Die Auswirkungen auf Deutschland sind besonders schwerwiegend, da energieintensive Unternehmen stark betroffen sind, darunter auch die Stahlwerke Bochum. Geschäftsführer Stefan Mayer erinnert sich an den drastischen Anstieg der Energiepreise im Sommer 2022, der das Unternehmen in Bedrängnis brachte. Die Stahlwerke mussten ihre Belegschaft für fünf Monate in Kurzarbeit schicken - die längste Zeit seit 1988. Zahlreiche Unternehmen, wie etwa Thyssenkrupp Steel in Duisburg, planen wegen der Energiepreise Produktionskürzungen, was zum Abbau von Jobs führt.

Ökonomen: Rückkehr zu russischem Gas würde Industrie schwächen

Arbeiter im Stahlwerk Bochum © NDR

Vor allem energieintensive Branchen wie die Stahlproduktion waren vom Energiepreisschock schwer betroffen.

Einige Politiker der AfD oder dem Bündnis Sahra Wagenknecht (BSW), aber auch Sachsens Ministerpräsident Michael Kretschmer (CDU) bringen eine Wiederaufnahme der Gasimporte aus Russland ins Spiel, um die deutsche Industrie zu stabilisieren. Doch Ökonomen und Gasmarkthändler warnen: Eine Rückkehr zu russischem Gas würde Deutschlands Industrie eher schwächen.

Sie betonen, dass Deutschlands Wirtschaft gerade wegen seiner Abhängigkeit vom russischen Gas so stark eingebrochen sei. Ein solcher Standortnachteil könne nicht kurzfristig abgefedert werden. So begann auch der Anstieg der Energiepreise nicht erst im Zuge des Angriffs auf die Ukraine im Februar 2022, sondern bereits davor, im Winter 2021, als Russland weniger Gas lieferte. Mittlerweile hat Deutschland stabile neue Gaslieferanten gefunden und die Gaspreise sinken wieder.

Österreich bezieht Gas aus Russland - und hat höhere Preise

Die Diskussion über eine Rückkehr zu russischem Gas geht jedoch weiter. Während einige Politiker wie Steffen Kotré (AfD) die Zuverlässigkeit Russlands betonen und eine Rückkehr zu russischem Gas fordern, argumentieren andere, wie Wagenknecht, dass Russland als Gaslieferant geografisch für Deutschland alternativlos sei. Kretschmer beantwortet unsere Fragen nicht, ob und zu welchen Bedingungen er russisches Gas möchte.
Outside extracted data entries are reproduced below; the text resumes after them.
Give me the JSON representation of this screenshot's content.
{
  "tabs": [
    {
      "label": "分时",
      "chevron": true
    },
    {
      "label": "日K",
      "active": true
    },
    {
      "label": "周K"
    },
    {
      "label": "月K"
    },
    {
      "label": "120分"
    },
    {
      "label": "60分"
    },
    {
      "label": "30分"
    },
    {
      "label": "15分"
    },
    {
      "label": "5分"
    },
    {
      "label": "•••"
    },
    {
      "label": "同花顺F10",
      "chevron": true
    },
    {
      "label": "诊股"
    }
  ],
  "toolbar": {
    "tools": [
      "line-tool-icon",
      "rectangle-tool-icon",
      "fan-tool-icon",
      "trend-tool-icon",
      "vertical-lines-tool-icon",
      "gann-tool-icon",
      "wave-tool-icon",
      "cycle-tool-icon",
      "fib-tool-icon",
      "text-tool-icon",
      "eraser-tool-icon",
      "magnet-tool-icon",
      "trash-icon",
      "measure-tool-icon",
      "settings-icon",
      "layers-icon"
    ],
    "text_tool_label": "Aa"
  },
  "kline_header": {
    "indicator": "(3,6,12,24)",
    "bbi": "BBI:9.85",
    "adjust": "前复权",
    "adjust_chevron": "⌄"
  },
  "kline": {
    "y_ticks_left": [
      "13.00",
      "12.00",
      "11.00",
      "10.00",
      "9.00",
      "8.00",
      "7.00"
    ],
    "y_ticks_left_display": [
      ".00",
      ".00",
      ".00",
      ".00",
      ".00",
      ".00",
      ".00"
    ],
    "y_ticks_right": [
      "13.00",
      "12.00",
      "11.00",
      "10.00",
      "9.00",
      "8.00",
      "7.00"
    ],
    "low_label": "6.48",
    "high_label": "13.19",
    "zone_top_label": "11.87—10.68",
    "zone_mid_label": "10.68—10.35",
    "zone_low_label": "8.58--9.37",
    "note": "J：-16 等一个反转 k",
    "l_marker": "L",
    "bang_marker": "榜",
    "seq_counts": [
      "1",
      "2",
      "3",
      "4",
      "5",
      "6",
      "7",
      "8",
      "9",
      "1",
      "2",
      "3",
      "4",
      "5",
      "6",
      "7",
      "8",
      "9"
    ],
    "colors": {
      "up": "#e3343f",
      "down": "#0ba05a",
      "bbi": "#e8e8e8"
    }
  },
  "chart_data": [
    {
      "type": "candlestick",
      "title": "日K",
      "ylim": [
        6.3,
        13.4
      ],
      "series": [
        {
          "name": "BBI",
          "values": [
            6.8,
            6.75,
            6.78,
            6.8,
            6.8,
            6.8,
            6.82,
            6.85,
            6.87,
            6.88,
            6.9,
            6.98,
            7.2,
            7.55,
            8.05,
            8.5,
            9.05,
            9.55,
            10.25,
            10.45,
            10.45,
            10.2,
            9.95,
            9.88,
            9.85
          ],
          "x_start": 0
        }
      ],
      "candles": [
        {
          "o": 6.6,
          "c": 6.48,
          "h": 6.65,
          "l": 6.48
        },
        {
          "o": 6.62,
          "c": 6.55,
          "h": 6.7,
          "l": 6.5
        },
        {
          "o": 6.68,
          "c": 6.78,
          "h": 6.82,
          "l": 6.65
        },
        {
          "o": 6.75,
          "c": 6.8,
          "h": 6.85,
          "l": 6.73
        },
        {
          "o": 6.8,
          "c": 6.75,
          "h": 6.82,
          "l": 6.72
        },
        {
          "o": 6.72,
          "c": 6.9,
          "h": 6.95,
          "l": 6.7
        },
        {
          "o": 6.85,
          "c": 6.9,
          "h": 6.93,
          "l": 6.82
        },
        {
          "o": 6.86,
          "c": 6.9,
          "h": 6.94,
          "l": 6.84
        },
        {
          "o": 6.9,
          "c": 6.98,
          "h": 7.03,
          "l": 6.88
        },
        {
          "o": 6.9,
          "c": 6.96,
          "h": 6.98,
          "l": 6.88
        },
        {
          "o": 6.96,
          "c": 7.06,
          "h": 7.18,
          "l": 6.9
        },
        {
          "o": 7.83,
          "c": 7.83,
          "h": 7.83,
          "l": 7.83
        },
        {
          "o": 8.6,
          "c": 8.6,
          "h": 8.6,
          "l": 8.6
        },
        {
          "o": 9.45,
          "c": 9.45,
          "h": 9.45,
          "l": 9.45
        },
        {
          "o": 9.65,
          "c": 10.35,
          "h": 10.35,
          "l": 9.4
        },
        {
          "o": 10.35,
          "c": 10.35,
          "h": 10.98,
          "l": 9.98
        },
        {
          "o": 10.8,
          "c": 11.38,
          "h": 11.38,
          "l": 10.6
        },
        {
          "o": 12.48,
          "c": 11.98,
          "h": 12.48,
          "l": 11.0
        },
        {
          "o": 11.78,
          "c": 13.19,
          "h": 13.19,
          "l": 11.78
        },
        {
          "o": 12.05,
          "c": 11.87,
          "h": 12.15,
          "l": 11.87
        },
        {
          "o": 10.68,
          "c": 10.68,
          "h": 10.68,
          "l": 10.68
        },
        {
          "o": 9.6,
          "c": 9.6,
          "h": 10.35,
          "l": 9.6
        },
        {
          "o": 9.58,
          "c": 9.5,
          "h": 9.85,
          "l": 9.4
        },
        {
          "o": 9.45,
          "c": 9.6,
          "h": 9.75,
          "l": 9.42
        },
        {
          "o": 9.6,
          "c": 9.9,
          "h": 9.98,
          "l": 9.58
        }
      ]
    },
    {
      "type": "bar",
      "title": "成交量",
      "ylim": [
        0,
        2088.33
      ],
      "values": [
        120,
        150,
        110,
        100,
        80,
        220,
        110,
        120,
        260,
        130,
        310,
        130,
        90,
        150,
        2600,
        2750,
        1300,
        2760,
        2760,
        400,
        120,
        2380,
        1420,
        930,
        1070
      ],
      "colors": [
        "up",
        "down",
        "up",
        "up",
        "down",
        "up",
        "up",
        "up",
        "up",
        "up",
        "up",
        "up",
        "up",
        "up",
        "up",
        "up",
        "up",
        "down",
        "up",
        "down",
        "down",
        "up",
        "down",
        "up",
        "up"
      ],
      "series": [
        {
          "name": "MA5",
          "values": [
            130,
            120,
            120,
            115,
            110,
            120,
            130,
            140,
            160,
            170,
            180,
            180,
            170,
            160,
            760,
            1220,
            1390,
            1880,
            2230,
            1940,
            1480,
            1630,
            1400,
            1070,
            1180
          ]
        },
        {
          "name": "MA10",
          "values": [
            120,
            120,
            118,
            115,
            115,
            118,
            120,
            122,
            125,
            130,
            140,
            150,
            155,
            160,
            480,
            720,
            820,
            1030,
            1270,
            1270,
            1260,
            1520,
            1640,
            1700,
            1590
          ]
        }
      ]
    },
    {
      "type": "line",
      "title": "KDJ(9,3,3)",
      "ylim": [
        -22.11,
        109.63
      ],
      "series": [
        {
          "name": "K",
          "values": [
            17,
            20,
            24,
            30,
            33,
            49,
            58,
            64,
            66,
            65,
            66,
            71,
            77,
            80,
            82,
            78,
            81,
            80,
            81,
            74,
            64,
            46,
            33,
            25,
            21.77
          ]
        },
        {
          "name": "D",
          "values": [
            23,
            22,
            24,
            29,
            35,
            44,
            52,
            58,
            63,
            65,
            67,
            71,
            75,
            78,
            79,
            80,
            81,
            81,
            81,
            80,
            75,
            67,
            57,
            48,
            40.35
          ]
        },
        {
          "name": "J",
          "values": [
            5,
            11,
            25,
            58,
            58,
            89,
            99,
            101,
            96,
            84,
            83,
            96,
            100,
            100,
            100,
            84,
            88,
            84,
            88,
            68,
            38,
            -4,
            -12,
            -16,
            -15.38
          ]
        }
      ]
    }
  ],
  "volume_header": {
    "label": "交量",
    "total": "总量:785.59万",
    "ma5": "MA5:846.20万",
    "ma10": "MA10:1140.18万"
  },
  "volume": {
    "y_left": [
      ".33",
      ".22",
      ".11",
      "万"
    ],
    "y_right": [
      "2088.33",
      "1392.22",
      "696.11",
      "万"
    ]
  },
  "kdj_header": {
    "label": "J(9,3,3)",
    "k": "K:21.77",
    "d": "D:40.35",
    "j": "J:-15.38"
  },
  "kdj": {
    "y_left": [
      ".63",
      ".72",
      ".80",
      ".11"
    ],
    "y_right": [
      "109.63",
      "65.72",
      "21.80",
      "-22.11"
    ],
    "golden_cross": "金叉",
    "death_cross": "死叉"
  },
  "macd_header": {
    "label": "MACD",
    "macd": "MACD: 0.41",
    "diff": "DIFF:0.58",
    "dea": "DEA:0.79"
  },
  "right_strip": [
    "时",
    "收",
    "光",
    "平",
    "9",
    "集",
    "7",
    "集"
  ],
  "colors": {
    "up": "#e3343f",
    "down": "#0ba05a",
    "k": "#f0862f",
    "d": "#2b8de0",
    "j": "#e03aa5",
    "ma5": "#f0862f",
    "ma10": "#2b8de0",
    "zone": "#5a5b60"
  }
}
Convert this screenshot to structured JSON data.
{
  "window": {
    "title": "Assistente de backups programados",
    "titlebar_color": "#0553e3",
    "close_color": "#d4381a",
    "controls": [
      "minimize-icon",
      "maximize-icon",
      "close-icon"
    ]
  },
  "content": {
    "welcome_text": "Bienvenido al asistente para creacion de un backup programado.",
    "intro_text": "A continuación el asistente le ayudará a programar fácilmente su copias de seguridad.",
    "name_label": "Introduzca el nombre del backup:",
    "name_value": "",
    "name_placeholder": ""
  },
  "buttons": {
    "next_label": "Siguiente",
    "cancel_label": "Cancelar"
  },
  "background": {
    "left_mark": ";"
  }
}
In Österreich, das weiter und weit überwiegend Gas aus Russland importiert, sind die Gaspreise trotzdem hoch - und höher als in Deutschland. Dies zeigt, dass eine Rückkehr zu russischem Gas nicht zwangsläufig zu günstigeren Preisen führt. Viele Ökonomen sind der Ansicht, dass Deutschland seine Abhängigkeit von russischem Gas verringern und stattdessen verstärkt auf erneuerbare Energien setzen sollte, um langfristig unabhängiger und wettbewerbsfähiger zu werden.